The Edgewood Concerned Parent Association brought a claim against several surrounding school districts and the state, arguing that education was a fundamental right and that the Fourteenth Amendment prohibited the current Texas system of school financing, which was based on the wealth of the respective districts. They were successful against the state throughout the lower courts, which invalidated the funding system.

Procedural History

US District Court for the Western District of Texas - 337 F. Supp. 280 (W.D. Texas), 1971

Judgment for the plaintiffs. The current Texas system of school financing violates the Fourteenth Amendment, since access to education is a fundamental right that requires the application of heightened scrutiny.

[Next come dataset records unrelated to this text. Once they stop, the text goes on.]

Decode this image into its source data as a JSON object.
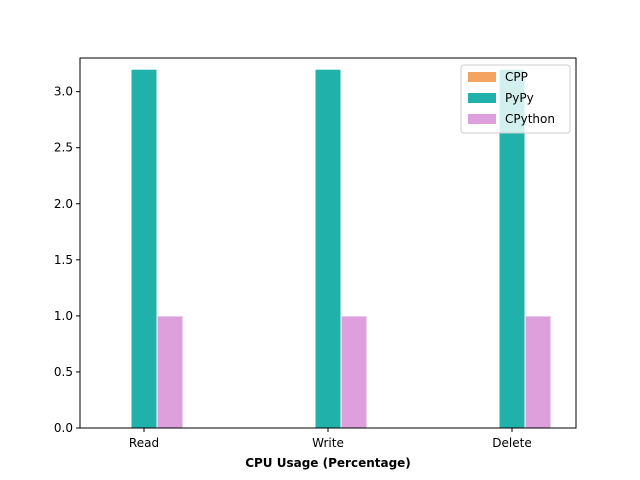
{
  "chart_data": {
    "type": "bar",
    "title": "",
    "xlabel": "CPU Usage (Percentage)",
    "ylabel": "",
    "categories": [
      "Read",
      "Write",
      "Delete"
    ],
    "series": [
      {
        "name": "CPP",
        "values": [
          0,
          0,
          0
        ],
        "color": "#f4a460"
      },
      {
        "name": "PyPy",
        "values": [
          3.2,
          3.2,
          3.2
        ],
        "color": "#20b2aa"
      },
      {
        "name": "CPython",
        "values": [
          1.0,
          1.0,
          1.0
        ],
        "color": "#dda0dd"
      }
    ],
    "ylim": [
      0,
      3.3
    ],
    "yticks": [
      0.0,
      0.5,
      1.0,
      1.5,
      2.0,
      2.5,
      3.0
    ],
    "grid": false,
    "legend": "top-right"
  }
}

  • Lewis Franklin Powell, Jr. (Author)
  • Warren Earl Burger
  • Potter Stewart
  • William Hubbs Rehnquist
  • Harry Andrew Blackmun

Ruling that education is not a fundamental right, the majority held that heightened scrutiny did not apply. There was no reference to it in the text of the Constitution or the Bill of Rights. As a result, Powell found that the Texas financing system was constitutional under a deferential rational basis review, since it bore a reasonable connection to a legitimate state interest. He also was reluctant to find that poverty was a suspect class under the Equal Protection Clause. More broadly, Powell disapproved of extending the scope of fundamental rights implied from the Constitution by long-standing and widespread legislative policies. His narrower view marked the end of the era in which the Court expanded the scope of due process and equal protection under the Fourteenth Amendment, and those boundaries have remained largely the same since.


  • Byron Raymond White (Author)
  • William Orville Douglas
  • William Joseph Brennan, Jr.


  • Thurgood Marshall (Author)
  • William Orville Douglas


  • William Joseph Brennan, Jr. (Author)

Case Commentary

Since the fundamental rights guaranteed by the Fourteenth Amendment do not include education, the Court technically will use rational basis as the standard of review for classifications related to education. Its jurisprudence in this area has not always been consistent and predictable, however, so a slightly elevated standard may be used implicitly depending on the composition of the Court at the time.